Ce n’est qu’après la mort de Karol Wojtyla que l’enquête sera relancée par la Congrégation pour la doctrine de la foi, en possession de nouveaux éléments à partir de décembre 2004. En avril 2005, au moment même où Jean Paul II agonise, le cardinal Ratzinger envoie un émissaire au Mexique et aux Etats-Unis pour vérifier les faits. Convaincu de leur gravité, Benoît XVI écarte définitivement le Père Maciel de tout ministère public en mai 2006, tout en renonçant à un procès canonique à cause du grand âge et de la santé précaire du prêtre. En février 2009, le New York Times révèle que celui-ci était père d’une fille. En mai 2009, le Vatican nomme une commission d’enquête. Au mois d’août, on apprend que Maciel a également eu trois fils d’une autre femme. Selon Le Monde, il aurait eu aussi un fils au Royaume-Uni et une fille en France, décédée dans un accident de voiture. Enfin, en décembre, les Légionnaires du Christ informent leurs membres qu’une des œuvres de spiritualité les plus populaires de leur fondateur – El salterio de mis dias (Le Psautier de mes jours) – était un plagiat du livre d’un auteur catholique espagnol peu connu nommé Luis Lucia.

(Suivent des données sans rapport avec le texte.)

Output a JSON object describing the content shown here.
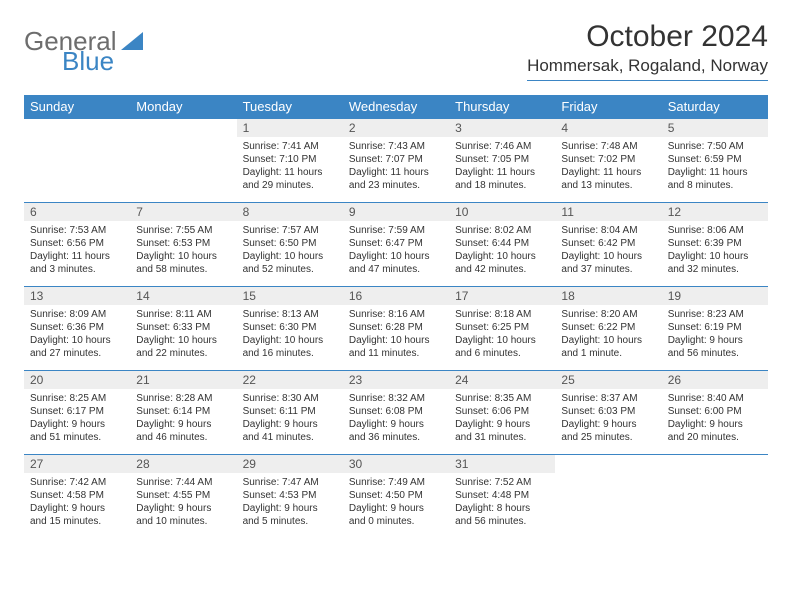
{
  "brand": {
    "part1": "General",
    "part2": "Blue"
  },
  "title": "October 2024",
  "location": "Hommersak, Rogaland, Norway",
  "colors": {
    "accent": "#3b85c4",
    "header_text": "#ffffff",
    "daynum_bg": "#eeeeee",
    "text": "#333333",
    "logo_gray": "#6d6d6d"
  },
  "day_headers": [
    "Sunday",
    "Monday",
    "Tuesday",
    "Wednesday",
    "Thursday",
    "Friday",
    "Saturday"
  ],
  "weeks": [
    [
      null,
      null,
      {
        "n": "1",
        "sunrise": "7:41 AM",
        "sunset": "7:10 PM",
        "day_h": 11,
        "day_m": 29
      },
      {
        "n": "2",
        "sunrise": "7:43 AM",
        "sunset": "7:07 PM",
        "day_h": 11,
        "day_m": 23
      },
      {
        "n": "3",
        "sunrise": "7:46 AM",
        "sunset": "7:05 PM",
        "day_h": 11,
        "day_m": 18
      },
      {
        "n": "4",
        "sunrise": "7:48 AM",
        "sunset": "7:02 PM",
        "day_h": 11,
        "day_m": 13
      },
      {
        "n": "5",
        "sunrise": "7:50 AM",
        "sunset": "6:59 PM",
        "day_h": 11,
        "day_m": 8
      }
    ],
    [
      {
        "n": "6",
        "sunrise": "7:53 AM",
        "sunset": "6:56 PM",
        "day_h": 11,
        "day_m": 3
      },
      {
        "n": "7",
        "sunrise": "7:55 AM",
        "sunset": "6:53 PM",
        "day_h": 10,
        "day_m": 58
      },
      {
        "n": "8",
        "sunrise": "7:57 AM",
        "sunset": "6:50 PM",
        "day_h": 10,
        "day_m": 52
      },
      {
        "n": "9",
        "sunrise": "7:59 AM",
        "sunset": "6:47 PM",
        "day_h": 10,
        "day_m": 47
      },
      {
        "n": "10",
        "sunrise": "8:02 AM",
        "sunset": "6:44 PM",
        "day_h": 10,
        "day_m": 42
      },
      {
        "n": "11",
        "sunrise": "8:04 AM",
        "sunset": "6:42 PM",
        "day_h": 10,
        "day_m": 37
      },
      {
        "n": "12",
        "sunrise": "8:06 AM",
        "sunset": "6:39 PM",
        "day_h": 10,
        "day_m": 32
      }
    ],
    [
      {
        "n": "13",
        "sunrise": "8:09 AM",
        "sunset": "6:36 PM",
        "day_h": 10,
        "day_m": 27
      },
      {
        "n": "14",
        "sunrise": "8:11 AM",
        "sunset": "6:33 PM",
        "day_h": 10,
        "day_m": 22
      },
      {
        "n": "15",
        "sunrise": "8:13 AM",
        "sunset": "6:30 PM",
        "day_h": 10,
        "day_m": 16
      },
      {
        "n": "16",
        "sunrise": "8:16 AM",
        "sunset": "6:28 PM",
        "day_h": 10,
        "day_m": 11
      },
      {
        "n": "17",
        "sunrise": "8:18 AM",
        "sunset": "6:25 PM",
        "day_h": 10,
        "day_m": 6
      },
      {
        "n": "18",
        "sunrise": "8:20 AM",
        "sunset": "6:22 PM",
        "day_h": 10,
        "day_m": 1
      },
      {
        "n": "19",
        "sunrise": "8:23 AM",
        "sunset": "6:19 PM",
        "day_h": 9,
        "day_m": 56
      }
    ],
    [
      {
        "n": "20",
        "sunrise": "8:25 AM",
        "sunset": "6:17 PM",
        "day_h": 9,
        "day_m": 51
      },
      {
        "n": "21",
        "sunrise": "8:28 AM",
        "sunset": "6:14 PM",
        "day_h": 9,
        "day_m": 46
      },
      {
        "n": "22",
        "sunrise": "8:30 AM",
        "sunset": "6:11 PM",
        "day_h": 9,
        "day_m": 41
      },
      {
        "n": "23",
        "sunrise": "8:32 AM",
        "sunset": "6:08 PM",
        "day_h": 9,
        "day_m": 36
      },
      {
        "n": "24",
        "sunrise": "8:35 AM",
        "sunset": "6:06 PM",
        "day_h": 9,
        "day_m": 31
      },
      {
        "n": "25",
        "sunrise": "8:37 AM",
        "sunset": "6:03 PM",
        "day_h": 9,
        "day_m": 25
      },
      {
        "n": "26",
        "sunrise": "8:40 AM",
        "sunset": "6:00 PM",
        "day_h": 9,
        "day_m": 20
      }
    ],
    [
      {
        "n": "27",
        "sunrise": "7:42 AM",
        "sunset": "4:58 PM",
        "day_h": 9,
        "day_m": 15
      },
      {
        "n": "28",
        "sunrise": "7:44 AM",
        "sunset": "4:55 PM",
        "day_h": 9,
        "day_m": 10
      },
      {
        "n": "29",
        "sunrise": "7:47 AM",
        "sunset": "4:53 PM",
        "day_h": 9,
        "day_m": 5
      },
      {
        "n": "30",
        "sunrise": "7:49 AM",
        "sunset": "4:50 PM",
        "day_h": 9,
        "day_m": 0
      },
      {
        "n": "31",
        "sunrise": "7:52 AM",
        "sunset": "4:48 PM",
        "day_h": 8,
        "day_m": 56
      },
      null,
      null
    ]
  ],
  "labels": {
    "sunrise": "Sunrise:",
    "sunset": "Sunset:",
    "daylight": "Daylight:",
    "hours_word": "hours",
    "and_word": "and",
    "minutes_word": "minutes.",
    "minute_word": "minute."
  }
}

Les premières accusations contre le Père Maciel ont vu le jour à la fin des années 1940. Elles se sont poursuivies au début des années 1950. En 1956, le Vatican ordonne une enquête canonique. Le Père Maciel est suspendu pendant près de trois ans et interdit de tout contact avec les Légionnaires durant cette période. L’enquête blanchit le prêtre, malgré les doutes exprimés par le principal enquêteur. Il ne sera plus inquiété jusqu’en 1997, année où un quotidien américain, The Hartford Courant, publie le témoignage de huit séminaristes qui affirment avoir été abusés par lui lorsqu’ils avaient entre 10 et 16 ans.

Aujourd’hui, les enfants de Maciel réclament à la Légion leur part d’héritage. Selon Le Monde, leur père les avait informés qu’un legs devait leur être remis en Suisse via une tierce personne. Mais la Légion, dont la fortune est immense, a seulement produit les documents d’un compte vide aux Bahamas. Maciel a-t-il aussi menti à ses enfants? Ce ne serait pas étonnant.

La nouvelle enquête du Vatican sur le fondateur de la Légion, qui a débuté en mai 2009, prendra fin en mars 2010.